Here I don't know what I'm seeing instead :D although I'm pretty sure someone who does know neural networks will understand it.

That being said, I have an unrelated small piece of advice: adjust the layers so that the player is on top, the bots below, and the yellow agents below the bots.

Hey thanks for leaving such a thorough comment, I really appreciate it!

It's a bit of a mess right now, but it was uploaded to serve as the technical result of a college assignment, that's probably why there's little to no time spent on design and user-friendliness... Sorry about that.

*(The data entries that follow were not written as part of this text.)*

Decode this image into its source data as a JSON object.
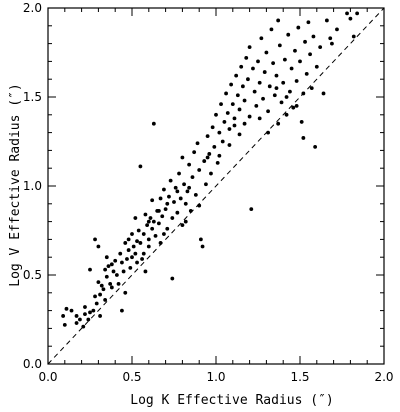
{
  "chart_data": {
    "type": "scatter",
    "title": "",
    "xlabel": "Log K Effective Radius (″)",
    "ylabel": "Log V Effective Radius (″)",
    "xlim": [
      0.0,
      2.0
    ],
    "ylim": [
      0.0,
      2.0
    ],
    "x_ticks": [
      "0.0",
      "0.5",
      "1.0",
      "1.5",
      "2.0"
    ],
    "y_ticks": [
      "0.0",
      "0.5",
      "1.0",
      "1.5",
      "2.0"
    ],
    "grid": false,
    "legend": "none",
    "marker_color": "#000000",
    "reference_line": {
      "style": "dashed",
      "x": [
        0.0,
        2.0
      ],
      "y": [
        0.0,
        2.0
      ]
    },
    "series": [
      {
        "points": [
          [
            0.09,
            0.27
          ],
          [
            0.1,
            0.22
          ],
          [
            0.11,
            0.31
          ],
          [
            0.14,
            0.3
          ],
          [
            0.17,
            0.27
          ],
          [
            0.19,
            0.25
          ],
          [
            0.21,
            0.21
          ],
          [
            0.22,
            0.28
          ],
          [
            0.24,
            0.25
          ],
          [
            0.25,
            0.29
          ],
          [
            0.25,
            0.53
          ],
          [
            0.27,
            0.3
          ],
          [
            0.28,
            0.38
          ],
          [
            0.28,
            0.7
          ],
          [
            0.29,
            0.34
          ],
          [
            0.3,
            0.46
          ],
          [
            0.3,
            0.66
          ],
          [
            0.31,
            0.27
          ],
          [
            0.32,
            0.44
          ],
          [
            0.33,
            0.42
          ],
          [
            0.34,
            0.36
          ],
          [
            0.34,
            0.53
          ],
          [
            0.35,
            0.49
          ],
          [
            0.36,
            0.55
          ],
          [
            0.37,
            0.45
          ],
          [
            0.38,
            0.56
          ],
          [
            0.39,
            0.52
          ],
          [
            0.4,
            0.58
          ],
          [
            0.41,
            0.5
          ],
          [
            0.42,
            0.45
          ],
          [
            0.43,
            0.62
          ],
          [
            0.44,
            0.57
          ],
          [
            0.45,
            0.52
          ],
          [
            0.46,
            0.4
          ],
          [
            0.46,
            0.68
          ],
          [
            0.47,
            0.59
          ],
          [
            0.48,
            0.64
          ],
          [
            0.49,
            0.54
          ],
          [
            0.5,
            0.6
          ],
          [
            0.5,
            0.73
          ],
          [
            0.51,
            0.66
          ],
          [
            0.52,
            0.62
          ],
          [
            0.53,
            0.57
          ],
          [
            0.53,
            0.69
          ],
          [
            0.54,
            0.75
          ],
          [
            0.55,
            0.68
          ],
          [
            0.55,
            1.11
          ],
          [
            0.56,
            0.59
          ],
          [
            0.57,
            0.73
          ],
          [
            0.58,
            0.84
          ],
          [
            0.58,
            0.52
          ],
          [
            0.59,
            0.78
          ],
          [
            0.6,
            0.7
          ],
          [
            0.6,
            0.66
          ],
          [
            0.61,
            0.82
          ],
          [
            0.62,
            0.76
          ],
          [
            0.62,
            0.92
          ],
          [
            0.63,
            0.8
          ],
          [
            0.63,
            1.35
          ],
          [
            0.64,
            0.72
          ],
          [
            0.65,
            0.86
          ],
          [
            0.66,
            0.79
          ],
          [
            0.67,
            0.93
          ],
          [
            0.67,
            0.68
          ],
          [
            0.68,
            0.83
          ],
          [
            0.69,
            0.98
          ],
          [
            0.7,
            0.87
          ],
          [
            0.71,
            0.76
          ],
          [
            0.72,
            0.94
          ],
          [
            0.73,
            1.03
          ],
          [
            0.74,
            0.82
          ],
          [
            0.74,
            0.48
          ],
          [
            0.75,
            0.91
          ],
          [
            0.76,
            0.99
          ],
          [
            0.77,
            0.85
          ],
          [
            0.78,
            1.07
          ],
          [
            0.79,
            0.93
          ],
          [
            0.8,
            0.78
          ],
          [
            0.8,
            1.16
          ],
          [
            0.81,
            1.01
          ],
          [
            0.82,
            0.9
          ],
          [
            0.83,
            0.97
          ],
          [
            0.84,
            1.12
          ],
          [
            0.85,
            0.86
          ],
          [
            0.86,
            1.05
          ],
          [
            0.87,
            1.19
          ],
          [
            0.88,
            0.95
          ],
          [
            0.89,
            1.24
          ],
          [
            0.9,
            1.09
          ],
          [
            0.91,
            0.7
          ],
          [
            0.92,
            0.66
          ],
          [
            0.93,
            1.14
          ],
          [
            0.94,
            1.01
          ],
          [
            0.95,
            1.28
          ],
          [
            0.96,
            1.18
          ],
          [
            0.97,
            1.07
          ],
          [
            0.98,
            1.33
          ],
          [
            0.99,
            1.22
          ],
          [
            1.0,
            1.4
          ],
          [
            1.01,
            1.13
          ],
          [
            1.02,
            1.3
          ],
          [
            1.03,
            1.46
          ],
          [
            1.04,
            1.25
          ],
          [
            1.05,
            1.36
          ],
          [
            1.06,
            1.52
          ],
          [
            1.07,
            1.41
          ],
          [
            1.08,
            1.32
          ],
          [
            1.09,
            1.57
          ],
          [
            1.1,
            1.46
          ],
          [
            1.11,
            1.38
          ],
          [
            1.12,
            1.62
          ],
          [
            1.13,
            1.51
          ],
          [
            1.14,
            1.43
          ],
          [
            1.15,
            1.67
          ],
          [
            1.16,
            1.56
          ],
          [
            1.17,
            1.48
          ],
          [
            1.18,
            1.72
          ],
          [
            1.19,
            1.6
          ],
          [
            1.2,
            1.39
          ],
          [
            1.2,
            1.78
          ],
          [
            1.22,
            1.66
          ],
          [
            1.23,
            1.53
          ],
          [
            1.24,
            1.45
          ],
          [
            1.25,
            1.7
          ],
          [
            1.26,
            1.58
          ],
          [
            1.27,
            1.83
          ],
          [
            1.28,
            1.49
          ],
          [
            1.29,
            1.64
          ],
          [
            1.3,
            1.75
          ],
          [
            1.31,
            1.42
          ],
          [
            1.32,
            1.56
          ],
          [
            1.33,
            1.88
          ],
          [
            1.34,
            1.69
          ],
          [
            1.35,
            1.51
          ],
          [
            1.36,
            1.62
          ],
          [
            1.37,
            1.93
          ],
          [
            1.38,
            1.79
          ],
          [
            1.39,
            1.47
          ],
          [
            1.4,
            1.58
          ],
          [
            1.41,
            1.71
          ],
          [
            1.42,
            1.4
          ],
          [
            1.43,
            1.85
          ],
          [
            1.44,
            1.53
          ],
          [
            1.45,
            1.66
          ],
          [
            1.46,
            1.44
          ],
          [
            1.47,
            1.76
          ],
          [
            1.48,
            1.59
          ],
          [
            1.49,
            1.89
          ],
          [
            1.5,
            1.7
          ],
          [
            1.51,
            1.36
          ],
          [
            1.52,
            1.27
          ],
          [
            1.53,
            1.81
          ],
          [
            1.54,
            1.63
          ],
          [
            1.55,
            1.92
          ],
          [
            1.56,
            1.74
          ],
          [
            1.57,
            1.55
          ],
          [
            1.58,
            1.84
          ],
          [
            1.59,
            1.22
          ],
          [
            1.6,
            1.67
          ],
          [
            1.62,
            1.78
          ],
          [
            1.64,
            1.52
          ],
          [
            1.66,
            1.93
          ],
          [
            1.68,
            1.83
          ],
          [
            1.69,
            1.8
          ],
          [
            1.72,
            1.88
          ],
          [
            1.78,
            1.97
          ],
          [
            1.8,
            1.94
          ],
          [
            1.82,
            1.84
          ],
          [
            1.84,
            1.97
          ],
          [
            1.21,
            0.87
          ],
          [
            0.44,
            0.3
          ],
          [
            0.38,
            0.43
          ],
          [
            0.52,
            0.82
          ],
          [
            0.66,
            0.86
          ],
          [
            0.77,
            0.97
          ],
          [
            0.9,
            0.89
          ],
          [
            1.02,
            1.17
          ],
          [
            1.08,
            1.23
          ],
          [
            1.14,
            1.29
          ],
          [
            1.17,
            1.35
          ],
          [
            1.26,
            1.38
          ],
          [
            1.31,
            1.3
          ],
          [
            1.37,
            1.35
          ],
          [
            1.42,
            1.5
          ],
          [
            1.48,
            1.45
          ],
          [
            1.52,
            1.52
          ],
          [
            1.36,
            1.55
          ],
          [
            1.11,
            1.34
          ],
          [
            0.95,
            1.16
          ],
          [
            0.84,
            0.99
          ],
          [
            0.71,
            0.9
          ],
          [
            0.6,
            0.8
          ],
          [
            0.48,
            0.7
          ],
          [
            0.35,
            0.6
          ],
          [
            0.31,
            0.39
          ],
          [
            0.22,
            0.32
          ],
          [
            0.17,
            0.23
          ],
          [
            0.57,
            0.62
          ],
          [
            0.69,
            0.73
          ],
          [
            0.82,
            0.8
          ]
        ]
      }
    ]
  }
}
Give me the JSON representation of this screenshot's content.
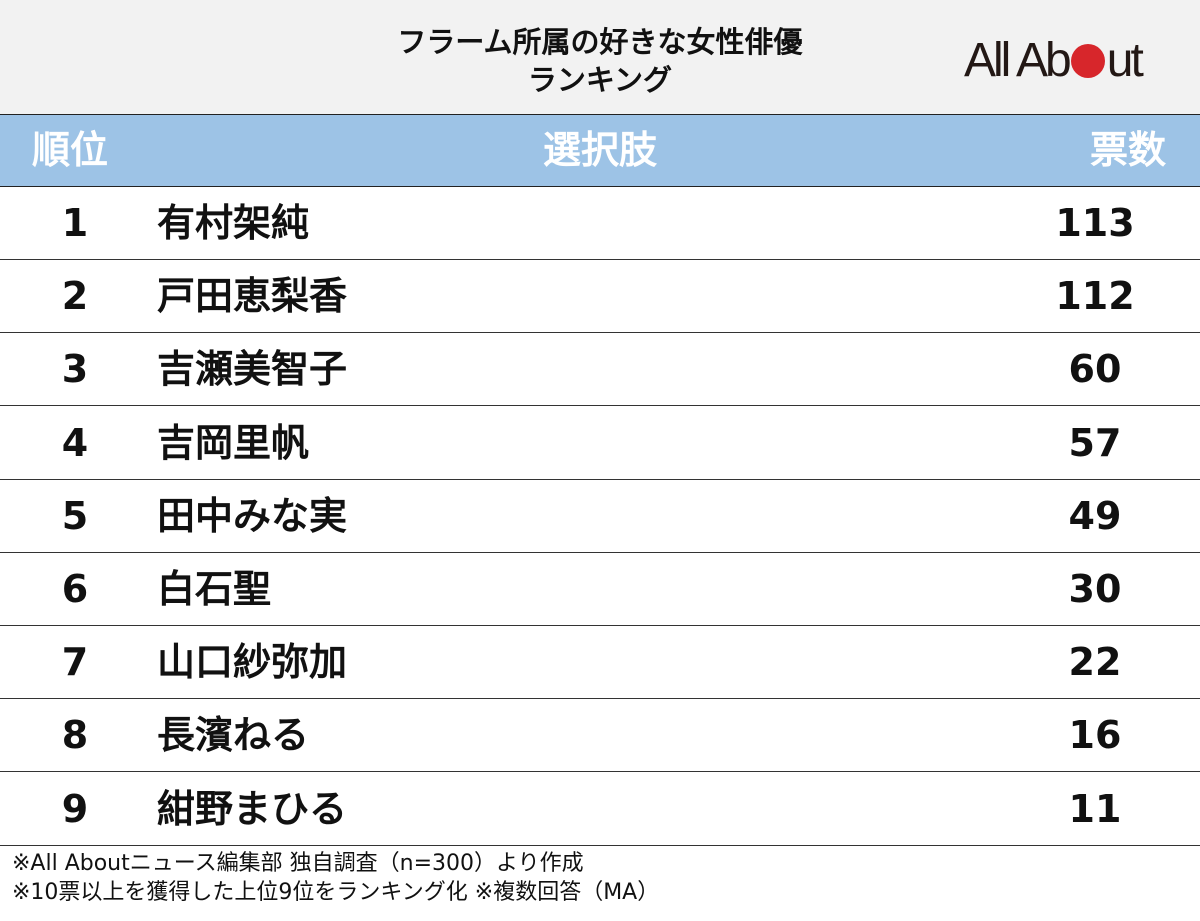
{
  "title": {
    "line1": "フラーム所属の好きな女性俳優",
    "line2": "ランキング"
  },
  "logo": {
    "text_left": "All Ab",
    "text_right": "ut",
    "full": "All About",
    "dot_color": "#d7262b"
  },
  "header": {
    "rank": "順位",
    "choice": "選択肢",
    "votes": "票数",
    "bg_color": "#9dc3e6"
  },
  "rows": [
    {
      "rank": "1",
      "name": "有村架純",
      "votes": "113"
    },
    {
      "rank": "2",
      "name": "戸田恵梨香",
      "votes": "112"
    },
    {
      "rank": "3",
      "name": "吉瀬美智子",
      "votes": "60"
    },
    {
      "rank": "4",
      "name": "吉岡里帆",
      "votes": "57"
    },
    {
      "rank": "5",
      "name": "田中みな実",
      "votes": "49"
    },
    {
      "rank": "6",
      "name": "白石聖",
      "votes": "30"
    },
    {
      "rank": "7",
      "name": "山口紗弥加",
      "votes": "22"
    },
    {
      "rank": "8",
      "name": "長濱ねる",
      "votes": "16"
    },
    {
      "rank": "9",
      "name": "紺野まひる",
      "votes": "11"
    }
  ],
  "footnotes": [
    "※All Aboutニュース編集部 独自調査（n=300）より作成",
    "※10票以上を獲得した上位9位をランキング化 ※複数回答（MA）"
  ]
}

Each car has a neural network with a couple of sensors (6 wall sensors and 1 flow sensor, I will update the page with additional information about this asap). They have a fitness value based on how far they got and how fast. This is a bit different from the usual car racing along a track network as it has to abide by the same rules as the player and finish laps etc. Once all agents turned inactive (10/20 sec of no real progress) they reset and gain neural weights from the best agents of the previous generation and weight values from the overall best agents ever. A really small percentage stays randomized to possibly reset the agents when they have a major screw up near the start or to find a breakthrough with luck.

I'm planning on drawing the sensors of the networks to show a bit better what's going on, but life is quite busy at the moment, so this might take a while to be updated haha

The 'player' aspect of the game was just something that was left over from my first research question, which I changed later on. I just left it in, together with the generic AI. 

Thanks against for checking it out and pointing out some of the many flaws!